Tubal Reversal Surgery Restores Fertility After Ligation

By Pierrette Martine


Every year many women decide to have tubal ligation surgery performed as a permanent means of contraception. Many of these same women will later regret this decision because they change their minds about having more children, and will wish to have it undone. Fortunately, tubal reversal procedures are available to accomplish this and offer a relatively good success rate.

When a tubal ligation is done, the two fallopian tubes which act as a passageway through which the egg moves from the ovary to the womb, are either cauterized, cut, or closed off with clamps. Reversal attempts to perform the opposite action, by rejoining the remaining section of tube back together so they can once again facilitate conception. Various factors will determine how successful this operation will be.

The method the surgeon used to ligate the tubes plays a key role in determining if reversal is possible. It is important that the fimbriae are intact, these are funnel-like structures which guide the mature egg into the tube. The length of the remaining segments of the tubes also matters, as the greater the length the better the chance of a successful outcome.

Any woman who is interested in undergoing this procedure will need to meet with a gynecological surgeon who can perform it. During this consultation, the doctor will answer the patient's questions and give her a clear explanation of what the surgery entails. Most often a preliminary assessment of the tubes will be needed in the form of an ultrasound or a dye test called a hysterosalpingogram.

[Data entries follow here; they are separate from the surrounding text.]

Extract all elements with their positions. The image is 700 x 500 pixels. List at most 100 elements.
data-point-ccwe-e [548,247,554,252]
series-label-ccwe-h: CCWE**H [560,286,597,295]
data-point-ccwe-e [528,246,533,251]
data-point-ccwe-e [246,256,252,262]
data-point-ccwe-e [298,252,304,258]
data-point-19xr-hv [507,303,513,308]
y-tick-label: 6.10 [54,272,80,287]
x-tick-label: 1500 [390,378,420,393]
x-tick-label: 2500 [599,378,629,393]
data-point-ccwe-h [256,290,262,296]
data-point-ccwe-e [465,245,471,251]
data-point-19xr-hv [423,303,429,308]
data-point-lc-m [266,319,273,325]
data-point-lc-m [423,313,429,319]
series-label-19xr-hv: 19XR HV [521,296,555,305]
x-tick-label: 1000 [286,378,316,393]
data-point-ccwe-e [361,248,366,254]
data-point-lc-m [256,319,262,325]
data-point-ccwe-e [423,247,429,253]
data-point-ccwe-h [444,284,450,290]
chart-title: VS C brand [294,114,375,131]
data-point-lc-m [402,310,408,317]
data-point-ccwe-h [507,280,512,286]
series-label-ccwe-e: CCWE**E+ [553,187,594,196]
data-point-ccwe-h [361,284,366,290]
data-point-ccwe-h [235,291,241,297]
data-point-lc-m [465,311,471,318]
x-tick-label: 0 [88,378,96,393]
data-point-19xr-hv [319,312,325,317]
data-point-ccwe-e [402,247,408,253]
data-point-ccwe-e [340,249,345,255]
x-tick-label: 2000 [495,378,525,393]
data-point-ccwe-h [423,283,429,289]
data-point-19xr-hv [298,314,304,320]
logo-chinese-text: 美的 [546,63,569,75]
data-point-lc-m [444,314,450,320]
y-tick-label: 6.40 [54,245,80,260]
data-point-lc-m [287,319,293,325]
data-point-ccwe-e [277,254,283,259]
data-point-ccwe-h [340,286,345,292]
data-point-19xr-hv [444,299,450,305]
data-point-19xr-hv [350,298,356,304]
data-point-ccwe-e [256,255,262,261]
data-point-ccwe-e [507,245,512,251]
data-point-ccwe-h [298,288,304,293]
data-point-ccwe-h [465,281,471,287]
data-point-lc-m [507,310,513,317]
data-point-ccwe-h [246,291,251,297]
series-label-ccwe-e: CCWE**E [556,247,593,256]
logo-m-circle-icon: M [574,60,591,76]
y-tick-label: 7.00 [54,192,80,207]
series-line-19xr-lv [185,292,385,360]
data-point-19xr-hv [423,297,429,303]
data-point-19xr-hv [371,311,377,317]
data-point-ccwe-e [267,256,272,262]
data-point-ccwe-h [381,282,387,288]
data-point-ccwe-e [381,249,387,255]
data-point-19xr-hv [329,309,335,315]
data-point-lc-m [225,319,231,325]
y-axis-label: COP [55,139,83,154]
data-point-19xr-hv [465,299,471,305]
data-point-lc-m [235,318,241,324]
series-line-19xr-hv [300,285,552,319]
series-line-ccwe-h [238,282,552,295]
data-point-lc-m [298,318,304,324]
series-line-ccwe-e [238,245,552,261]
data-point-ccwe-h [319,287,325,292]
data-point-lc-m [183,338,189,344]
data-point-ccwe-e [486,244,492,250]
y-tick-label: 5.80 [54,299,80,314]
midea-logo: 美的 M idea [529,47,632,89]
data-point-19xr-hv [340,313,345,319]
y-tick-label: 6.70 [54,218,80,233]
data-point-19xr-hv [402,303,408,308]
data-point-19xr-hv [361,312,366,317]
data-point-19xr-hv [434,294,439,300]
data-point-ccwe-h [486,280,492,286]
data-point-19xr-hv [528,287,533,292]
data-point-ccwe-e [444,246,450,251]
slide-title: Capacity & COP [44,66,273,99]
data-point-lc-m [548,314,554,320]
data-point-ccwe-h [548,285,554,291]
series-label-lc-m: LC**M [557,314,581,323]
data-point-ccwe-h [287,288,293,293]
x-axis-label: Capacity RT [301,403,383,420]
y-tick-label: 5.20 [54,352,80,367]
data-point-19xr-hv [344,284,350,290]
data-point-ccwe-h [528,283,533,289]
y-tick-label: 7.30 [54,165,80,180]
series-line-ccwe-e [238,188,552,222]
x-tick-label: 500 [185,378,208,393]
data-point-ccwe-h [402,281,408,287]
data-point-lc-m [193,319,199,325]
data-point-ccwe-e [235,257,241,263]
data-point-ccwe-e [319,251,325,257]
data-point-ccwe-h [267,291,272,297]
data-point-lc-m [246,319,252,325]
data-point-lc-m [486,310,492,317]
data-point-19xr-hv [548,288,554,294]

Generally this procedure is most successful in women who have only had a minimal amount of tubal tissue removed, or have had them clamped. If the ligation was performed immediately after childbirth and the woman is younger, this also increases the likelihood of a successful operation. If there are shorter tube lengths or scarring, the chances of success are somewhat lower.

The patient will be given a general anesthetic and will therefore be unconscious during the procedure. A laparoscope, which is a lighted tube that illuminates the pelvic cavity will be inserted through a small incision in the navel. A second incision will be made just above the pubic bone through which the surgeon can access the tubes and either unclamp them or stitch the segments back together using microsurgery.

It will normally take about two to three hours to complete the procedure. Most women will only require a few hours rest and they may then go home the same day in most cases. Mild discomfort may occur, which can be controlled with an analgesic prescribed by the doctor. A second dye test may be done after a few months to make sure the tubes are open and functioning normally.

The individual success rate of the tubal reversal surgery is determined by such factors as the woman's age, fertility of both partners, skill of the surgeon, and how much scarring is present in the pelvic region. It can be anywhere from 40-85 % effective in most cases. Most women who will conceive will do so within a year of the procedure.